The prisoners were suffering from smallpox, yellow fever, hunger and exhaustion. Conditions in the stockade were horriffic, as Florena wrote on September 29, 1864:
This place gets colder ever day, and it does not help when your clothes are falling apart. The vermin are still a huge problem, as well as the hunger and insanity. To make things worst, some of the women of the town come stand on the embankments and mock us in their taffeta and silk. Typical Southern hospitality! I can not be too harsh though. One woman used to come by with a basket of food and throw it over the walls to us. The guards kept trying to stop her and finally banned her from ever coming back.
By October 12, over 12,000 prisoners were being housed at the stockade, with a death rate of more than 20 per day. The majority of the prisoners had no blankets. Fortunately, a supply of clothing and other supplies arrived from the Union Sanitary Commission in the middle of October. One corner of the stockade was made into a crude hospital.
December 23, 1864:
The year is almost over and there is no end in sight to the suffering. Every day men drop like flies. As I was walking through the companies the other day, a man stuck his blackened foot out of his dugout and asked me to cut his toes off! He was not brave enough to do it himself, but he knew it had to be done to save the rest of his foot. Some men are not so lucky, John January had to hack off both of his feet in order to save his life.

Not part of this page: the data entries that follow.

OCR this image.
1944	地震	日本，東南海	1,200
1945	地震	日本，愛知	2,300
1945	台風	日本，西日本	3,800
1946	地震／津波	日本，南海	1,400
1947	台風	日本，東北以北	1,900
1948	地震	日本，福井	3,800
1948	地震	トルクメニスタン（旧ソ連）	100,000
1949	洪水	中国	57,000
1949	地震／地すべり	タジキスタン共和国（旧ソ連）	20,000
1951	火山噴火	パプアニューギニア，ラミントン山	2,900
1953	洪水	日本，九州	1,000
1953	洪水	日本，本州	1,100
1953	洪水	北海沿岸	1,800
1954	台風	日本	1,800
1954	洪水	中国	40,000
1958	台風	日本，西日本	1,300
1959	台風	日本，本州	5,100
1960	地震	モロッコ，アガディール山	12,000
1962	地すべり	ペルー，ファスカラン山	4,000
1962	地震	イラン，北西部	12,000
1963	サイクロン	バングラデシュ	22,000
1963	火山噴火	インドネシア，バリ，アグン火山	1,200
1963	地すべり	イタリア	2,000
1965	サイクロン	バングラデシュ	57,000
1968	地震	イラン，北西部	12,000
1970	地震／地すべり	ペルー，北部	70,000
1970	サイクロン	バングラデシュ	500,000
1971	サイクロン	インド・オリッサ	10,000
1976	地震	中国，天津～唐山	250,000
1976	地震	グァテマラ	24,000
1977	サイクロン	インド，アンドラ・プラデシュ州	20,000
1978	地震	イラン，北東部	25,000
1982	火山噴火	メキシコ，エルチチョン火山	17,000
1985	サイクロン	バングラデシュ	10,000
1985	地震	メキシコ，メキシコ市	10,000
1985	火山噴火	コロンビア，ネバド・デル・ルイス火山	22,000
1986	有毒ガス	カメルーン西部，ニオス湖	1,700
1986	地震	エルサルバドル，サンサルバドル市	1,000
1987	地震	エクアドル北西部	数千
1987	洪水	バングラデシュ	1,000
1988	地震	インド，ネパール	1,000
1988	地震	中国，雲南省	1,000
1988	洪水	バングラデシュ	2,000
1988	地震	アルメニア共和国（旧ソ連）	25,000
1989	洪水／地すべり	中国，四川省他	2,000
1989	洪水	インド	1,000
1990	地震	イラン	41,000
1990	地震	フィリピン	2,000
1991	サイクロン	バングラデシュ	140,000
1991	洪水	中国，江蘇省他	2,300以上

Last week the pen was inspected, so we each received a mandatory check up. There was no way to avoid it and I could not hide my identity, so the Rebs finally found me out. To my surprise they treated me well and I am now in my own partition of the stockade, with my own special rations and clothing provided by the women of Florence. Now, I work in the clinic with the sick men. I know their suffering better than any Confederate doctor could, so I try to give them an extra measure of comfort. Most of them are too far gone to save, so I just try to ease them on their way.
This winter seems never to end, I get the feeling it will outlast me. I managed to pick up pneumonia from the hospital, and I have been in bed for weeks. The Southerners have all been very kind towards me, but I do not think it will help. I just have no will to return to the horrid life I had been living. I am sick of the hate and the fear and the needless death and suffering. This place is enough to make anyone lose her faith in humanity.
Florena Budwin died on January 25, 1865, a little over a month before the prison at Florence was closed and the prisoners were sent to North Carolina where they were paroled to the North. She was 20 years old.
An estimated 16,000 Union prisoners were held captive in the Florence Prison Stockade between September 1864 and January 1865. In that short period of time, well over 2000 prisoners died from malnutrition and disease. The owner of a plantation adjacent to the prison allowed the dead to be buried in trenches on his property.
This area was later established as the Florence National Cemetery. A plain marble headstone there bears Florena Budwin’s name and the date of her death. She is believed to be the first woman to be buried in a national cemetery.